Strong storms can produce weak tornadoes. This would cover the situation of high-shear low-cape setups where a tornado occurs but no hail or damaging winds are observed. Unless you were impacted by the 50 yard wide 1 mi long tornado, odds are that it wasn't too bad.
Thunderstorms capable of severe criteria weather. Damaging wind gusts >= 58MPH, large hail >=1.0, or even a tornado. This is aligned with the National Weather Service criteria of a Severe Thunderstorm. Many times warnings will be issued based on a radar appearance despite a lack of storm reports confirming that these conditions are actually occurring. This is one reason why false alarm rate is high. The warning philosophy is "better safe than sorry" so things tend to get over-warned.
Severe thunderstorms will cause property damage. Strong vs. severe is a category line that gets blurred all the time which is one reason why these two words are often merged together.

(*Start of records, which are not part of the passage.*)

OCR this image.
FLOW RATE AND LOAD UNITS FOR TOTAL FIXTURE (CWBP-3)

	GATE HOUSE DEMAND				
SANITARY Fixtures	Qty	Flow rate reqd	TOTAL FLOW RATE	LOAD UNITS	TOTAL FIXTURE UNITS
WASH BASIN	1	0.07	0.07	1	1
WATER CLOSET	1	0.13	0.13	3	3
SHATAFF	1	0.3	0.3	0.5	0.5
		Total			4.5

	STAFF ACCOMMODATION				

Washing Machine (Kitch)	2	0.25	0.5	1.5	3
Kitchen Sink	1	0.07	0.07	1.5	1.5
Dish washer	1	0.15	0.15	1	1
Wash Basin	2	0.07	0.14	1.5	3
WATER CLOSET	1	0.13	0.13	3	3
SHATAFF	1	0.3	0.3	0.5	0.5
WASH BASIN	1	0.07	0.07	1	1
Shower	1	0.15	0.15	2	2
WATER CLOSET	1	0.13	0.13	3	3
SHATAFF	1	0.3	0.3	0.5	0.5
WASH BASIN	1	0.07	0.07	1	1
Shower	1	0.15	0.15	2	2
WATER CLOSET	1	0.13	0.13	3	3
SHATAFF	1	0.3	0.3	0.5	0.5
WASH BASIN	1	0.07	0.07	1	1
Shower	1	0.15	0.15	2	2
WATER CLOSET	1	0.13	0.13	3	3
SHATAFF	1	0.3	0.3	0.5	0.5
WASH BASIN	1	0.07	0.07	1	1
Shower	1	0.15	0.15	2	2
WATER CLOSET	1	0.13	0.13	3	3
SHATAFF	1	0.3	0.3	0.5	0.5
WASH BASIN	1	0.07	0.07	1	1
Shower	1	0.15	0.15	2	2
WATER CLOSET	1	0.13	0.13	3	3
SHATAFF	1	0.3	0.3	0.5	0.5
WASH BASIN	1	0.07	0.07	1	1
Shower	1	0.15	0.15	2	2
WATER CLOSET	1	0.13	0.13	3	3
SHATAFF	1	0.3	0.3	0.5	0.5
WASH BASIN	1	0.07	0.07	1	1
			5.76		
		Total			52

When we do add a severe region to a our outlook maps, there needs to be a clear & consistent forecast signal because the visuals are so powerful. It needs to be distinct to the point we are highly confident it will occur within the area we highlight. If the potential cannot be separated confidently we will keep it at "strong" and use our words to explain the threat. If storm coverage is isolated, then "Strong/Severe" can be a good messaging compromise.
The "Severe" category will be best used for squall line or thunderstorm complexes where storm coverage is relativity widespread. Another good use case would be discrete supercells.
When severe thunderstorms are about to flip the switch and hit a level beyond what we are used to seeing. Storm events such as Aug 6-7, 2013. The May 31 1998. June 7 2007, Oakfield 1996 would all fit this category.
Extreme events often happen by accident, something that slips through the cracks but becomes obvious in the final hours before the event. To forecast significant severe weather we need to be thinking worst of the worst. Unfortunately this can be hard to see it more than a few hours in advance. Confidence level needs to be very high for this category plus a little "gut feeling". The area impacted will need to be clear, consistent, and constrained.
Furthermore, it needs to be widespread impact. Severe thunderstorms produce damaging gusts greater than >70 mph multiple times a year in Wisconsin. Large hail exceeding 2.0" happens more often than you think. This is mostly about coverage (widespread) and organization. If we see winds at least that up to or exceeding 100 mph over a large area, it's time to sound the alarm. An outbreak of strong fast moving tornadoes would also be enough. A strong bow echo with mesovortex tornadoes. The damage could be significant on many levels. We want to get the information out so you can take appropriate action.
Lastly, we recognize not every forecast is perfect. Ours certainly have room for improvement. We expect to be wrong from time to time. While our accuracy relative to the SPC will be debatable, at least you multiple opinions. We recommend you look at both. This will give you the confidence to make the best decision for you, your family and community!
Other Notes - If you do go outside to look at approaching severe storms, there many not be visual distinction between strong, severe, and significant. Some of the worst thunderstorms have high cloud bases and fast moving rain walls. On the contrary, I've seen many strong thunderstorms with wall clouds and impressive shelf clouds which might make you think a tornado is imminent but actually is not.